Saturday 29 August 2020

The Swinging Cheerleaders (1974)

 

Director: Jack Hill

Screenplay: Jack Hill (as Jane Witherspoon) and David Kidd (as Betty Conklin)

Cast: Jo Johnston as Kate; Cheryl Smith as Andrea; Colleen Camp as Mary Ann; Rosanne Katon as Lisa; Ron Hajak as Buck; Ric Carrott as Ross; Jason Sommers as Prof. Thorpe; Ian Sander as Ron; George Wallace as Mr. Putnam; Jack Denton as Coach Turner

Ephemeral Waves

 

Oh my cod, my cod!

The Swinging Cheerleaders is not a good film. Actually, it is an insanely dated and dull production, not quite a sexploitation production, not quite action either. Not really much of a high school football narrative either, though that makes up a huge part of the production and initially promises a bit with the zoom in on a sports stadium and a montage at the beginning of the movie. I say all this as a fan of Spider Baby (1968), another early production by cult filmmaker Jack Hill, a really interesting pulpy horror film which threw back to the past by casting Lou Chaney Jr. in one of his last films alongside looking to the future. He is held in high regard for his blaxploitation films, iconic because of his casting of Pam Grier, but he is a journeyman director who worked in multiple genres, which means he has worked in many areas throughout his career that would be of interest. Sadly The Swinging Cheerleaders did not succeed.

It is a fascinating artefact in principal, as cheerleaders (whilst they exist outside the United States) are an inherently American pop culture concept which I grew up with in various forms since childhood but as an inherently alien concept. Note that, whilst male cheerleaders exists, it is usually always female cheerleaders that are depicted, where they can exist in multiple forms - as parodies, as tropes, as archetypes, as figures of the popular students in American high school, and as figures of sexual desire, the latter significant in this case. Naturally, as a sexploitation film, the interest is in a female cast of sexy cheerleaders, even if by logic they are meant to be high school students and underage, thus adding a creepy edge.

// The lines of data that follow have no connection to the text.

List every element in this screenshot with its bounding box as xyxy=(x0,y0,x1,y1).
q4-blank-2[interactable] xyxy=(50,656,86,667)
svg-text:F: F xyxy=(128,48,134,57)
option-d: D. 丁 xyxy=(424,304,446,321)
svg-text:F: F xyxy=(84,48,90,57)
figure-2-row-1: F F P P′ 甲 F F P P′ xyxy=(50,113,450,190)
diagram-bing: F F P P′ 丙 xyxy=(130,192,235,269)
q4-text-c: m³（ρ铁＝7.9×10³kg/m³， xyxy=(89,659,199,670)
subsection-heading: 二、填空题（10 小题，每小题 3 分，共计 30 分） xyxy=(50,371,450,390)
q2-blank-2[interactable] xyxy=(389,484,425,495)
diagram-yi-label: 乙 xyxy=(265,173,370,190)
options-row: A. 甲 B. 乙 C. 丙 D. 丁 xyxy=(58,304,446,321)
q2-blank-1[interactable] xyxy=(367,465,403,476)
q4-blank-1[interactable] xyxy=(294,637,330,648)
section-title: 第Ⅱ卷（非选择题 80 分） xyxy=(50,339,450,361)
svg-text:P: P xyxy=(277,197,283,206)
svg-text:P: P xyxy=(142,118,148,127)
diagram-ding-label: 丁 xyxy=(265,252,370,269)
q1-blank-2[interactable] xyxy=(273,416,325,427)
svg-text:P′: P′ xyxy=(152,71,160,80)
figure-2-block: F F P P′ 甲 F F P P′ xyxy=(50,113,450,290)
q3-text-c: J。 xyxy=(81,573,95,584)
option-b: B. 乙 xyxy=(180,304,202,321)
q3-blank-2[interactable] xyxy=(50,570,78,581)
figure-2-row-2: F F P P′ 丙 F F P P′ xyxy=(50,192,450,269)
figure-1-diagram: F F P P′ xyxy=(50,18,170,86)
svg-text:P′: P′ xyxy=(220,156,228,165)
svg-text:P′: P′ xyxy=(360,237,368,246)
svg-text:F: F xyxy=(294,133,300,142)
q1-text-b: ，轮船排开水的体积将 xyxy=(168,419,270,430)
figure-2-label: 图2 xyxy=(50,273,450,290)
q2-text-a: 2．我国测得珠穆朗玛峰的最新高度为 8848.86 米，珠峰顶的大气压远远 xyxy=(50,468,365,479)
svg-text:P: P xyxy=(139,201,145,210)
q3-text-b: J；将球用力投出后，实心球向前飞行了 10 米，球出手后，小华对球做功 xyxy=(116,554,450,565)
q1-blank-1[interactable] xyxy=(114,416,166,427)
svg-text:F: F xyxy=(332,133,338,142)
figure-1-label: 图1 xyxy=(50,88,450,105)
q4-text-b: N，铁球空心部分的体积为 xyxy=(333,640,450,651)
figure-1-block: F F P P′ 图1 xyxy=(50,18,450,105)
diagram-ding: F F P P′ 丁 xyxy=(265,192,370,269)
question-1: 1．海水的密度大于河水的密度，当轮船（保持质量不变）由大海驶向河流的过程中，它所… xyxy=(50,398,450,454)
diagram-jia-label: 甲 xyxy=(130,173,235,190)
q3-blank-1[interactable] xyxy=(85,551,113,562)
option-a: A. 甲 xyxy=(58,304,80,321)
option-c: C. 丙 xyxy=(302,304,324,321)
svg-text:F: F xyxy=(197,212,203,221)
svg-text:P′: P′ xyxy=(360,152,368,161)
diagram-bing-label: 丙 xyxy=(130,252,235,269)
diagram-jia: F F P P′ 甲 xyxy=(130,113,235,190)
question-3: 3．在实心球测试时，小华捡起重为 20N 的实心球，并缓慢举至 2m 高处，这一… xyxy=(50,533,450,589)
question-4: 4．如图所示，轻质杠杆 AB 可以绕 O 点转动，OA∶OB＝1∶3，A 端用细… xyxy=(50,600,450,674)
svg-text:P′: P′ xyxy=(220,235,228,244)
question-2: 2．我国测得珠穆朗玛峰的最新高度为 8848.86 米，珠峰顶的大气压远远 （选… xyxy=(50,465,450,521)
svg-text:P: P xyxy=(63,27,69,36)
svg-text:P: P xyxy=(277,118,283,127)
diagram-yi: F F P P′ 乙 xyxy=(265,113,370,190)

The premise is that a liberal feminist plans to sneak into the team to write an expose, which will inevitably lead to her changing her mind about becoming part of the team. It actually feels like a plot from a 2000s Hollywood film, like when Miss Congeniality (2000) with Sandra Bullock was about the Miss America competition. Whilst there are attempts at giving the female cast some gumption and independence, it is noticeable that the female writers are actually pseudonyms for male one, and that they do not succeed entirely from creating fully formed female figures. There are definitely moments where they did not think through ideas or are absolutely of the time, such as when the feminist will suddenly want to have sex and romantically linked to the lead player, despite their first interaction with him asking her for sex on the introduction and coming off as a pig.

The men in general are pigs here. It is a plot-based one at times - as there is illegal fixing of games for gambling among the teachers - but there is also a lot of scuzziness played for humour. The coach is a horn dog perving on young woman, making up a lot of this, whilst the lead player comes off first as utterly unlikable in the modern day despite the later attempts to write him off as much more sympathetic. The lead female character's initial boyfriend, a liberal left winger, adds an odd reactionary slant as he comes off as a spineless deviant the more you learn of him, beaten up by the police in protests but here, when his girlfriend leaves him, showing himself to be a rat. Even the one likable character of the main cast, an African American maths teacher ("I want you to take your mind off permutations") is sleeping with one of the students, regardless of the fact that he has a change of heart of helping with the gambling when a moral pass is approaching that he refuses to break. Married, there is a really lurid sequence, one of the only few explicit ones in the film, where his wife, a really striking and deep voiced older woman, threatens his young girlfriend with a flick knife in a school corridor.

Much of the film, beyond this, drags on. The set decorator was having fun - peacock feathers, skeleton in a cheerleader outfit and seventies posters, all in one scene - but this is as conventionally put together as you can get with an exceptionally glacial pace. It realty is not that explicit in the sex either, as whilst it has some topless nudity, making it quite a quaint film. Even when it starts to get ahead, the tone is so cheerful that the one scene of note, a tumble between corrupt campus cops and the football players, should have shown that the film should have moved closer to the football and more pacey hijinks, completely ditching the sex appeal and becoming a more family friendly farce. Instead, the film is so quaint that, not only does it feel dull, but also skips over a lot of problematic content blithely. The film casually skips over what is effectively a gang rape in the plot line for one of the biggest examples of this, where a female cheerleader wishes to lose her virginity and accidentally encounters the male liberal rat, the content implied and never shown, but The Swinging Cheerleaders just casually dropping the event with the characters merely seeing that she now has a hangover and her love interest just beating the other male character up.

Even without this scene, that light tone is still dull. This fully embraces one of my biggest grievances when films stick adamantly to their plot without extra flair even if said plot is generic. So much that, honestly, this last paragraph is going to be this short and end here as there is not a lot I personally found of interest in this film.